Scientists have found traces of the genetic information that makes microbes resistant to antibiotics nearly everywhere they have looked, according to a recent study.
The study, published in Current Biology, details how DNA sequencing of samples from a wide variety of environments have all resulted in the same conclusion - antibiotic microbes are literally everywhere.
According to the study, researchers analyzed bacteria samples from 71 different environments, including human feces, Arctic snow, and even the ocean. Alarmingly, no matter where they looked, the scientists always found bacterial samples with enough genetic information to indicate developed or developing antibiotic resistance.
Researchers reportedly know of nearly 3,000 genetic cues that have been associated with antibiotic resistance. However, according to the authors of the study, there could be countless more that have yet to be identified.
Even using the 2,999 cues that are known, traits that lead to a resistance to antibiotic treatment - known as antimicrobial resistance (AMR) - were found in every single environment studied in a "relatively important abundance," according to the study.
In environments like Arctic snow, or a chicken's gut, only 0.05 percent of the DNA sythesized showed traces of AMR related information.

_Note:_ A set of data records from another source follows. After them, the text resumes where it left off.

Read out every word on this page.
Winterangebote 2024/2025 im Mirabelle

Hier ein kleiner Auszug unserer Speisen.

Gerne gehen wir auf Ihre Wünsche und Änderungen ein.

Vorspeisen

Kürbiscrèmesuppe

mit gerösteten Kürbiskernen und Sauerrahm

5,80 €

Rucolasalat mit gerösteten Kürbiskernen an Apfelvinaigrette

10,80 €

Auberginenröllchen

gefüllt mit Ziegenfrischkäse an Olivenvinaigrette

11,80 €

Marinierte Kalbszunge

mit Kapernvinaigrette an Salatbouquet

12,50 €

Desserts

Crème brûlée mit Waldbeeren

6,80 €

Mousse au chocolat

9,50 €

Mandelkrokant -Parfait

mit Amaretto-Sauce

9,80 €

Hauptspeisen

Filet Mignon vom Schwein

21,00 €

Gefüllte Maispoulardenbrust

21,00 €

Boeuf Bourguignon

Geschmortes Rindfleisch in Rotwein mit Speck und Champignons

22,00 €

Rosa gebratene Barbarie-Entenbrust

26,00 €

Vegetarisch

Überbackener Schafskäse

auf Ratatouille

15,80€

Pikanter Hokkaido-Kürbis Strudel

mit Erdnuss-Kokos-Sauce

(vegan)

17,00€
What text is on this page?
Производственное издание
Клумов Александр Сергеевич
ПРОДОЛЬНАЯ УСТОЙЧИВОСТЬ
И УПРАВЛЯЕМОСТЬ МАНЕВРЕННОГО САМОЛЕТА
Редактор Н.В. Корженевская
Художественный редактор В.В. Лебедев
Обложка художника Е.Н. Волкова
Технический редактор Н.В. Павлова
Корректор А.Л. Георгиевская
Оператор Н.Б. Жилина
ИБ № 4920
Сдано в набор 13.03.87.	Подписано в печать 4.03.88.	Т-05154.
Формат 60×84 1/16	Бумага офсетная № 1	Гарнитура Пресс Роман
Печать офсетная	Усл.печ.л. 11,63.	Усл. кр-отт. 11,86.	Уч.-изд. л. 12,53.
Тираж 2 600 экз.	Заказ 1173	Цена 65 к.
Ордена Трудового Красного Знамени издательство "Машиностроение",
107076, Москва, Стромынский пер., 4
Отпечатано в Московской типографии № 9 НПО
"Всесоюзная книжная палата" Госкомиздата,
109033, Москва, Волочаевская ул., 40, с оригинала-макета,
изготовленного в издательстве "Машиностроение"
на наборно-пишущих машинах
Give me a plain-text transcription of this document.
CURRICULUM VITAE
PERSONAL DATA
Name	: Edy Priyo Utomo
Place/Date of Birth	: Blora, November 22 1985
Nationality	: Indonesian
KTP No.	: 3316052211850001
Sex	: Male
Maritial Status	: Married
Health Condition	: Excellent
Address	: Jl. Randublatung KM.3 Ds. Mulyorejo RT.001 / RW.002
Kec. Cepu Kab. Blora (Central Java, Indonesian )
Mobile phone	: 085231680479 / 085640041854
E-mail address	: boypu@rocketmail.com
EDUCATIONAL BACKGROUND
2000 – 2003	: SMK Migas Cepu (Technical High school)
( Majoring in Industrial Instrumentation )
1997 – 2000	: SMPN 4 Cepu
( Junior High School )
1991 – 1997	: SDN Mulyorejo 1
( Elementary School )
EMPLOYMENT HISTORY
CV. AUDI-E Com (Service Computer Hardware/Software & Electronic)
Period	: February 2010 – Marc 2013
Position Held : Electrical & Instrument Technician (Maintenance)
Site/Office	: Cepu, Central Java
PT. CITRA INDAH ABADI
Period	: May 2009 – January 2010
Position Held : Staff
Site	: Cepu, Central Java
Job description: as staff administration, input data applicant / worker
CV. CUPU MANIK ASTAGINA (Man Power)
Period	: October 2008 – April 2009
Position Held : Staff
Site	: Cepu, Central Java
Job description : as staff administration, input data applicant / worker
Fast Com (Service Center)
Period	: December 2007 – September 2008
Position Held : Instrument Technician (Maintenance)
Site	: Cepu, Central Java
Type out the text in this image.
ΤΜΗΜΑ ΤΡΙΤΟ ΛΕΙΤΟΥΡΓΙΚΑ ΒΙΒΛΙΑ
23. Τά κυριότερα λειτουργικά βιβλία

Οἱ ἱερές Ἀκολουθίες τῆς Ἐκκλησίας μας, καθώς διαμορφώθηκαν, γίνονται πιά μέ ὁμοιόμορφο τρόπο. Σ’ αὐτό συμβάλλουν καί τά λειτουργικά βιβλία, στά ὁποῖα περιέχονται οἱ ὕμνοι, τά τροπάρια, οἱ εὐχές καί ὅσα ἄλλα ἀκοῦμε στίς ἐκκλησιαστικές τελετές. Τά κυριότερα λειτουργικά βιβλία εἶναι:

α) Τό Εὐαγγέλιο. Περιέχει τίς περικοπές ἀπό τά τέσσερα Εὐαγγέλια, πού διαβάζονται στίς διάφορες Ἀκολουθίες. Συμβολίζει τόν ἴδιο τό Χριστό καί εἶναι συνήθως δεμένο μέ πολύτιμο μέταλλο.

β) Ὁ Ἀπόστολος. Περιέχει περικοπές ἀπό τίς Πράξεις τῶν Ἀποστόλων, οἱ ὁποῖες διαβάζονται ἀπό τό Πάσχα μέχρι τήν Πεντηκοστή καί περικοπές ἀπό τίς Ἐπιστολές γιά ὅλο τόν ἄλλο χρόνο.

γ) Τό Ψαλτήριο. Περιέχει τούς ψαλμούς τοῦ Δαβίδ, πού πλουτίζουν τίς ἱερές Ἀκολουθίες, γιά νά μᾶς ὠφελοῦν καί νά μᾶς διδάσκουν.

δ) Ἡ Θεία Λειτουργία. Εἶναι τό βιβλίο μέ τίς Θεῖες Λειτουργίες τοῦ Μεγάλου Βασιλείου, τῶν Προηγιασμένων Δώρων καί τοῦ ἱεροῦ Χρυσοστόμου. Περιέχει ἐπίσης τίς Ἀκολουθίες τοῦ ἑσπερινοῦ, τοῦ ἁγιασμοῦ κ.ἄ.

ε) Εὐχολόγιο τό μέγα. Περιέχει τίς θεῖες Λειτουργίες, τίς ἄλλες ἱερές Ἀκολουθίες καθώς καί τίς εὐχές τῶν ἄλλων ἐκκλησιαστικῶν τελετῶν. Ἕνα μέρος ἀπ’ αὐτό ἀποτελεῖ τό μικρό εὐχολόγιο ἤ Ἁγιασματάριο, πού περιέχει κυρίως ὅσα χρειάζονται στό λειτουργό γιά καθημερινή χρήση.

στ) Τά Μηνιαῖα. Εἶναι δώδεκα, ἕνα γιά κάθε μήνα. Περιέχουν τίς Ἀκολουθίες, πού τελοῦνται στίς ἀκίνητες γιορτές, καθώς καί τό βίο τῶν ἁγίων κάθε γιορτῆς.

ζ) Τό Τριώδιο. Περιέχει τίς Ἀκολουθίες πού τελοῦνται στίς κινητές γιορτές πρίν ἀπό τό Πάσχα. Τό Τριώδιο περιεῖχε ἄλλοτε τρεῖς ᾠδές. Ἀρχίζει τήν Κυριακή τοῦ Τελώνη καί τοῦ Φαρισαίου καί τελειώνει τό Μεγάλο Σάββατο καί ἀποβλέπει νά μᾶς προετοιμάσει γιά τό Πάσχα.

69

However, in human feces samples taken from healthy people from Japan, the researchers found a 5.6 percent prevalence of AMR genes. Interestingly, soil, no matter the region, was found to have the largest variety of AMR related genetic information.
These results support a recent warning from the World Health Organization that the world may be approaching a "post-antibiotic era - in which common infections and minor injuries can kill," according to a WHO report issued last Wednesday.
The report detailed how primary treatments for a number of life-threatening bacterial infections are already not effective in at least 50 percent of the world's patients. According to WHO investigators, that percentage is only likely to increase, as evidence indicates that microbes are adapting new AMR trains faster than the world can develop new antibiotic treatments.
The WHO report, Antimicrobial resistance: global report on surveillance 2014, was published on April 30.
The study was published in Current Biology, a Cell publication, on May 8.